O documento está em consulta pública e foi produzido pelo GT, que é formado por integrantes dos ministérios da Economia e das Comunicações e, também, da Agência Nacional de Telecomunicações (Anatel). Apesar de diretamente envolvida na questão, a Ancine foi deixada de lado.
Regulação na mira
O Grupo de Trabalho sobre Serviços de Acesso Condicionado (GT-SeAC1) foi instituído pela Portaria 1.277/2020. A finalidade seria de elaborar propostas para atualização do marco jurídico referente aos Serviços de Acesso Condicionado. Ou seja, uma revisão da Lei 12.485/2011, que regulou o mercado de TV por assinatura e, dentre outras coisas, criou cotas de conteúdo nacional.

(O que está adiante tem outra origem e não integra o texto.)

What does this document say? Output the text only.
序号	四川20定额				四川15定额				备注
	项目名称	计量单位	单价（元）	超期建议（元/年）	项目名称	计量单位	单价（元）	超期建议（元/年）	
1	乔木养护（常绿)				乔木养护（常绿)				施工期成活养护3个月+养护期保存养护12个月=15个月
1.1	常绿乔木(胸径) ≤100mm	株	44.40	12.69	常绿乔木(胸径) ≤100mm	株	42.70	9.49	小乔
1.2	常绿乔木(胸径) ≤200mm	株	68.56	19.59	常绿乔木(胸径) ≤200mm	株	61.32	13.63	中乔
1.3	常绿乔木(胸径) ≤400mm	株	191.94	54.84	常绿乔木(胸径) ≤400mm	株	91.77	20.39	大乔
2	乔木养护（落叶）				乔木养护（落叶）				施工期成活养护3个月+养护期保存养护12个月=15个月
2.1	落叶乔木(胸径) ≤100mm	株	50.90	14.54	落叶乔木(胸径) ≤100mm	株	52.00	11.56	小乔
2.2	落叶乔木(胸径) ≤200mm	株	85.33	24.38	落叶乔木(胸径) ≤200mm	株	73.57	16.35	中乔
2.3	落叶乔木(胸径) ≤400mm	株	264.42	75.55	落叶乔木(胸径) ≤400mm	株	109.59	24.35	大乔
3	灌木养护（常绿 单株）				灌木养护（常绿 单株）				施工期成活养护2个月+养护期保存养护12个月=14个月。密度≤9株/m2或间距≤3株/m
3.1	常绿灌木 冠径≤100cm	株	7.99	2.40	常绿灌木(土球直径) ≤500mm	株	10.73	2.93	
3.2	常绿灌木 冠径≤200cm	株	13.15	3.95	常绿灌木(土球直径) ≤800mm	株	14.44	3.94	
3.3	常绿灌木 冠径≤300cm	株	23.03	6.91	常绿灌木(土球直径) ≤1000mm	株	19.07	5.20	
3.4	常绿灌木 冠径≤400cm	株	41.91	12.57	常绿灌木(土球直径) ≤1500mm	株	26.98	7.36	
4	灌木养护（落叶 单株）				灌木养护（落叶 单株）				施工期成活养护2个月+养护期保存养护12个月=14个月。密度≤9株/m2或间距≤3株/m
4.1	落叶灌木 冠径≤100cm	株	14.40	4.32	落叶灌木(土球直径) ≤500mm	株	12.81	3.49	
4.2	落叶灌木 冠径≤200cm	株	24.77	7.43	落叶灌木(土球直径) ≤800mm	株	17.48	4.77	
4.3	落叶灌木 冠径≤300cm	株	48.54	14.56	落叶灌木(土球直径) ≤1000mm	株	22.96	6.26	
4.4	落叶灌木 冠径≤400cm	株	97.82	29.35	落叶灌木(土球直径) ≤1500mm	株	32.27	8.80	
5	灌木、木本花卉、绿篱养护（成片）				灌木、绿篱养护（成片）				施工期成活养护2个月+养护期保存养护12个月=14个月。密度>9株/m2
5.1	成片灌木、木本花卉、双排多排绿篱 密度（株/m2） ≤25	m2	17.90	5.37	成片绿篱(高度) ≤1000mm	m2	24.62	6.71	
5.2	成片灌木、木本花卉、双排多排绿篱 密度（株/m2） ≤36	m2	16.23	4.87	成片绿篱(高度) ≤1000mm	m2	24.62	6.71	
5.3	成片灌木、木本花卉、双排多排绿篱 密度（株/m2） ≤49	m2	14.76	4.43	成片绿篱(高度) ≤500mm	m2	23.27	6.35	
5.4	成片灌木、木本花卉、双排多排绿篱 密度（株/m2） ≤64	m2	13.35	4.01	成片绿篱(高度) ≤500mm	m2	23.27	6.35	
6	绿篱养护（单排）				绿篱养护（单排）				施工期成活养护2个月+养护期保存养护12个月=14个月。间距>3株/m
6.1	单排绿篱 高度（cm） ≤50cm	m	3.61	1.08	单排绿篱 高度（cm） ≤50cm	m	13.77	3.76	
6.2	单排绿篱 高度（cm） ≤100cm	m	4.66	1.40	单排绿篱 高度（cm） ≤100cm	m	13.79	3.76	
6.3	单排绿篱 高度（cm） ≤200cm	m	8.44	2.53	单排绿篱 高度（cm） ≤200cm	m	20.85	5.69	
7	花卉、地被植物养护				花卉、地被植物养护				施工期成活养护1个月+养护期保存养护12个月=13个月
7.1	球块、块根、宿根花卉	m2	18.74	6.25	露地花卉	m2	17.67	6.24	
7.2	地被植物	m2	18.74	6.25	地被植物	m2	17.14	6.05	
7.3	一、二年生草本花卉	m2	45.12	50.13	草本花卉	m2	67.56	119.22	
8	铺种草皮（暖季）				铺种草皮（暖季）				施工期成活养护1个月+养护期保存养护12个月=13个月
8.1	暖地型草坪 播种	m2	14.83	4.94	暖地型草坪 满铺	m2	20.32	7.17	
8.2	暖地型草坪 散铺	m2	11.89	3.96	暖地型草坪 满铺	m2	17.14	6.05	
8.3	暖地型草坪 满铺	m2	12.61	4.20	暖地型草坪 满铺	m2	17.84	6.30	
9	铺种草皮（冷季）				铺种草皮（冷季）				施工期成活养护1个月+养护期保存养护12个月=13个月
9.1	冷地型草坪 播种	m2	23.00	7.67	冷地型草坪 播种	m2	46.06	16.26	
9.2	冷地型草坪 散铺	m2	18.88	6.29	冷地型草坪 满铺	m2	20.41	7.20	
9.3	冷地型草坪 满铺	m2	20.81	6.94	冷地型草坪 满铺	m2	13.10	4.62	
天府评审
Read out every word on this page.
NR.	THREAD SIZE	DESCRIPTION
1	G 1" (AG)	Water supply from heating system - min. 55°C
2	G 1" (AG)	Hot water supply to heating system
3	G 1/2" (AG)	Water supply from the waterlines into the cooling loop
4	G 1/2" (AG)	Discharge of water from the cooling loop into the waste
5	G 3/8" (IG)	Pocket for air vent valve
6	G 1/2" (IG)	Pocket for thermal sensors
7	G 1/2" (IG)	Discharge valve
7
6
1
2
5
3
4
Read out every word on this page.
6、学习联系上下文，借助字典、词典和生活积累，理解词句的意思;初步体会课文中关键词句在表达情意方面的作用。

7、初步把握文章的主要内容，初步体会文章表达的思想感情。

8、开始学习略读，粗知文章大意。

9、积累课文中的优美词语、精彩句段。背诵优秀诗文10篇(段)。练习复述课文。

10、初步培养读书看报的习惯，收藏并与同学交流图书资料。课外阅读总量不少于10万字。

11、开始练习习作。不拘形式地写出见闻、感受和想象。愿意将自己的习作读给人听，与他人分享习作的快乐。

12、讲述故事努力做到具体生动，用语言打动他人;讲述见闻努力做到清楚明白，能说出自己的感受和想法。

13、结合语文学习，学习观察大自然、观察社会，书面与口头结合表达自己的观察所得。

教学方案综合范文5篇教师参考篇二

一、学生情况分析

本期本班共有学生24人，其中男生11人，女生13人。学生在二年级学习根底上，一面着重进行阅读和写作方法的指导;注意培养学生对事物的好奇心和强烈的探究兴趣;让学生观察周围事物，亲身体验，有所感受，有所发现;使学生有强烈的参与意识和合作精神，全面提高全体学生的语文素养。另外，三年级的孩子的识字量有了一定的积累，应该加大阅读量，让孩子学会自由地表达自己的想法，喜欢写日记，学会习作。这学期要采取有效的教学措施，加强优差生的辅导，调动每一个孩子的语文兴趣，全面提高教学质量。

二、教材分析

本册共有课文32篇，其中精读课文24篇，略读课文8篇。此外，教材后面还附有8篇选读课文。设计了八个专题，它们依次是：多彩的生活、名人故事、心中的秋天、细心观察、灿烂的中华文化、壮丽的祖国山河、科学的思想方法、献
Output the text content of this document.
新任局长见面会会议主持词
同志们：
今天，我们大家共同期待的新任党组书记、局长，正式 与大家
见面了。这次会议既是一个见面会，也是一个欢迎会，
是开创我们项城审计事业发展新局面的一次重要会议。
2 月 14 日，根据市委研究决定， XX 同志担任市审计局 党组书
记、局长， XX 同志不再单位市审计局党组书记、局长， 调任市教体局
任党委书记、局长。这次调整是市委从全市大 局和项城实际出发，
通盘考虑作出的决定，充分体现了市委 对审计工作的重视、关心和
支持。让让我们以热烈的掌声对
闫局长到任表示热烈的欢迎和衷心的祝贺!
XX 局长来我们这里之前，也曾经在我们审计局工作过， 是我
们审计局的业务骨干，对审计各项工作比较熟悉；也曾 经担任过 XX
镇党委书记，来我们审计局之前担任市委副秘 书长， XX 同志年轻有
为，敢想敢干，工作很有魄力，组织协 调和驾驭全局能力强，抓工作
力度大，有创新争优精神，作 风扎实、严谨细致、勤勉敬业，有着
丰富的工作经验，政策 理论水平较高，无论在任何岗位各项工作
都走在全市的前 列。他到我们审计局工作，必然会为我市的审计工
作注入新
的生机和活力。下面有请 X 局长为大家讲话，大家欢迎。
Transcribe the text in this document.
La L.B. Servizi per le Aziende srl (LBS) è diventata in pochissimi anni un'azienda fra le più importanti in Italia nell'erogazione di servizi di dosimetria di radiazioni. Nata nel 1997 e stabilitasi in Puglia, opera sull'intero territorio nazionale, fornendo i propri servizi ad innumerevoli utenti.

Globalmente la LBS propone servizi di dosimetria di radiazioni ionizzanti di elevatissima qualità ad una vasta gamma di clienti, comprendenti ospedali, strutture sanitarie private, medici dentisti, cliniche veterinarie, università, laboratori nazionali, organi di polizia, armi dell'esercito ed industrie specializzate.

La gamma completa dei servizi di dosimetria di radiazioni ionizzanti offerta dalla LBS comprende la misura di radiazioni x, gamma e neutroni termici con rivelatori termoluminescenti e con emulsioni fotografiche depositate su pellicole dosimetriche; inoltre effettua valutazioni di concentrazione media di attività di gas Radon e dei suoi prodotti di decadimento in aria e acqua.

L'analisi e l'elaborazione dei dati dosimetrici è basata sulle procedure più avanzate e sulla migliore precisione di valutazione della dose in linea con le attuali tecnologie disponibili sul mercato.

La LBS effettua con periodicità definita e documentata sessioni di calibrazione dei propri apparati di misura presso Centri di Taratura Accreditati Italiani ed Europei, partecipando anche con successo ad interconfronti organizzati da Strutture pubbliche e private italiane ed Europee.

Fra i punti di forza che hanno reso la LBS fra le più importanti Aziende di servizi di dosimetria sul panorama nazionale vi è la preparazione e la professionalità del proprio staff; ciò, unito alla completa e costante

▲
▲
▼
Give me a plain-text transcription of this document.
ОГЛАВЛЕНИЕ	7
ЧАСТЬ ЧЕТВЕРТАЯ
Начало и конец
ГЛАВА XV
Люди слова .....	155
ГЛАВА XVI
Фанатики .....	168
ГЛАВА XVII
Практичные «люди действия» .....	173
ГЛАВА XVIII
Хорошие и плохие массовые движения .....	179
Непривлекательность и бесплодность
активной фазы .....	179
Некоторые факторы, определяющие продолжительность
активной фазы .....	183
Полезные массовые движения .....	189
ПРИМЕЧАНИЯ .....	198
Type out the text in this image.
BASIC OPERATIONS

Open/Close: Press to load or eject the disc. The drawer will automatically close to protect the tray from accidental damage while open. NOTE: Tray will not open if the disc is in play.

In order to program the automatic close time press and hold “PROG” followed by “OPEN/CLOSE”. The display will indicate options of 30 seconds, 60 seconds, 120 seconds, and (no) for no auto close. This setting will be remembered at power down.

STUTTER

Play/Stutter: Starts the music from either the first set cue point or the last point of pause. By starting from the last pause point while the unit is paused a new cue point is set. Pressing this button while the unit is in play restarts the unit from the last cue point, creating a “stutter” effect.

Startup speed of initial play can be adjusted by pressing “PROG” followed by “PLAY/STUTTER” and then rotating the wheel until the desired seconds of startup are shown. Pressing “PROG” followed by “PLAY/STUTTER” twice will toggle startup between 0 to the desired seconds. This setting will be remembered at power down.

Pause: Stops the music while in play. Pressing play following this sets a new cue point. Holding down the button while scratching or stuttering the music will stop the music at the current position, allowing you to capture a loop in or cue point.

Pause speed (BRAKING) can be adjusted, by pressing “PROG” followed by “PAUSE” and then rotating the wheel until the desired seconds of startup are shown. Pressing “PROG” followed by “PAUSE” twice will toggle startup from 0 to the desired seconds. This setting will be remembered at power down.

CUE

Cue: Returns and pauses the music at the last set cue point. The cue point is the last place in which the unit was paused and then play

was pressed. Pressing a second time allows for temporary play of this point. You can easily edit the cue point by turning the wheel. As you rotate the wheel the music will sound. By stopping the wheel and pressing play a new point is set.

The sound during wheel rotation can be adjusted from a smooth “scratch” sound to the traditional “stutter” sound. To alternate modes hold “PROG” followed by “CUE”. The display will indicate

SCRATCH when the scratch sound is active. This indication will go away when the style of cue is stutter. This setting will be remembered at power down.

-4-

O próprio Ministério das Comunicações já deixou claro que mudanças nessa lei são prioritárias para o governo de Jair Bolsonaro – depois do leilão do 5G, também cercado de polêmicas.
“Temos vários grupos de trabalho. Um deles é o que está fazendo a revisão do SeAC. Várias empresas que estão observando o mercado do SeAC brasileiro esperam uma sinalização para investirem no país”, disse o ministro das Comunicações Fabio Faria, em maio, no evento “Diálogos Conexis Brasil”, promovido pela Conexis Brasil Digital, entidade que reúne as principais operadoras de telecomunicações do Brasil.
Disse ainda que fez reuniões com diversas destas empresas interessadas em investir no setor audiovisual brasileiro. Porém, não citou quais empresas são essas.
Desmonte da economia criativa
A Aspac lembra, no entanto, que a lei em processo de revisão teve um efeito muito mais amplo do que a regulação ou estímulo.
“Ela efetivamente criou todo um novo mercado de TV paga no Brasil para os produtores independentes”, afirmam os servidores na carta aberta.
Afirmam ainda que o audiovisual se tornou o setor mais estruturado da economia criativa.
“Segundo diversos estudos, adquiriu porte comparável às indústrias farmacêuticas e têxtil no país: corresponde a 1,67% do PIB brasileiro, adiciona mais de 20 bilhões de reais por ano à economia nacional e gera mais de 300 mil empregos diretos e indiretos”, pontuam.
Outro problema é que muito do que está no foco do grupo de trabalho é competência da Ancine, que sequer pôde participar das discussões sobre o seu próprio futuro e, também, das políticas públicas para o setor.
“Esta incoerência fez com que, ainda em novembro de 2020, parlamentares da Câmara Federal protocolassem um Requerimento de Informação questionando o Ministro das Comunicações acerca da não inclusão da Ancine e da Secretaria de Cultura no GT, e se o GT pretendia debater a fusão entre Ancine e Anatel. A resposta do Ministério das Comunicações foi que ‘o Grupo de Trabalho não discutirá a fusão da Anatel e Ancine’, mas “’seria possível abordar o tema de maneira preliminar’”.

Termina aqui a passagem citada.